Link to the D-Magizine "Redemption" Article

Here is the Story

One of my most favoritest heroes is my daughter.

One of the things that bonds people together is overcoming obstacles as a team. We did that. I did the talkin'. She did the doing.

So everytime I see a baby girl or grandgirl come into TBN land there's a part of me that wishes the father the same kind of closeness with his daughter that I have with mine.

She's taught me so much. And I love her dearly.

Nine years ago at seventeen she had a beautiful baby girl. It was adopted out. The story is about that and some things that's happened since.

It's an emotional story. But then all stories about parents and children usually are.

Here's the story. The reason for writing this was pure selfishness on my part. I poured my guts out to a stranger, Tim Rogers, on the condition that he'd misplaced his reporter's hat.

The reasons for having it published is I believe it gives a very personal and private subject another public perspective. One that isn't expressed very often.

Nine years plus after the event I look around and still feel we did the right thing. My daughter's paid the highest price emotionally. She's doing fine.

She comes from good stock. Her great grandmother during the depression was camped out on in a wagon and a tent just outside of a small town in Northern Arizona. The older boys and her husband were miles away working in a mine. It was just her the kids.

Some of the older kids in town thought they'd have some fun messing with family camped out along the river. So they decided to scare them by making a bunch of noise one night.
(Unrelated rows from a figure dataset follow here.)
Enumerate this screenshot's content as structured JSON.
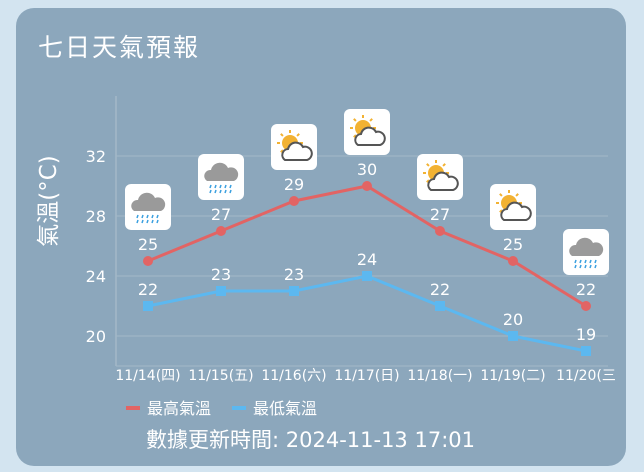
{
  "widget": {
    "title": "七日天氣預報",
    "updated_prefix": "數據更新時間: ",
    "updated_time": "2024-11-13 17:01"
  },
  "colors": {
    "card_bg": "#8ca7bc",
    "high": "#e26464",
    "low": "#5cb8f0",
    "grid": "#a3b8c8",
    "text": "#ffffff"
  },
  "chart_data": {
    "type": "line",
    "ylabel": "氣溫(°C)",
    "ylim": [
      18,
      36
    ],
    "yticks": [
      20,
      24,
      28,
      32
    ],
    "grid": true,
    "legend": "bottom-left",
    "categories": [
      "11/14(四)",
      "11/15(五)",
      "11/16(六)",
      "11/17(日)",
      "11/18(一)",
      "11/19(二)",
      "11/20(三"
    ],
    "icons": [
      "cloud-rain-icon",
      "cloud-rain-icon",
      "partly-cloudy-icon",
      "partly-cloudy-icon",
      "partly-cloudy-icon",
      "partly-cloudy-icon",
      "cloud-rain-icon"
    ],
    "series": [
      {
        "name": "最高氣溫",
        "values": [
          25,
          27,
          29,
          30,
          27,
          25,
          22
        ]
      },
      {
        "name": "最低氣溫",
        "values": [
          22,
          23,
          23,
          24,
          22,
          20,
          19
        ]
      }
    ]
  }
}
There was gunfire. The next day at school a couple of the older kids showed up with some extra shotgun pellets they'd picked up in a hunting accident.

I strongly suspect that same kind of tool grade steel runs in my daughter's veins.

I'm a lucky man to have known such a grandma and have such a daughter.

We were only with the adoptive parents a couple of times. But I'd bet they're the kind that will explain things to their daughter in such a way that she'll be accepting and appreciative of her birth mother.

My philosophy on living a life successfully is when the big picture is overwhelming we concentrate on the details. And at those times when the details are overwhelming we need to step back and look at the big picture.

This situation more than just about any other has had me going back and forth between the big picture and being in the middle of the photograph.

The big picture involves a little girl wondering about herself and where she belongs and reading the story. And developing the position that she was given her opportunity because she was so loved, not because she was unloved.

The parents of an adopted child reading the story and accepting that they shouldn't feel guilty for having such a treasure. The birth mother is doing fine and knowing that the same kind of inate character to be such a strong human being flows in their adopted child's veins.

But probably the most important person I'd like to read the story would be the young lady stuck in a position where she needs to decide what to do. No matter what she does she's going to have to live with it for the rest of her life and it will make a difference. Maybe seeing that she can hold her head up high, have the baby, and still have a productive and happy life after giving the baby up to someone who's willing and capable of what she isn't at the moment.

So if any one of these things happens I'll feel good about my daughter making the best of a rough situation.

I raised her pro choice. She chose life. She had the wisdom of Solomon after the frailty of character of David. The most rare of combinations in a human being.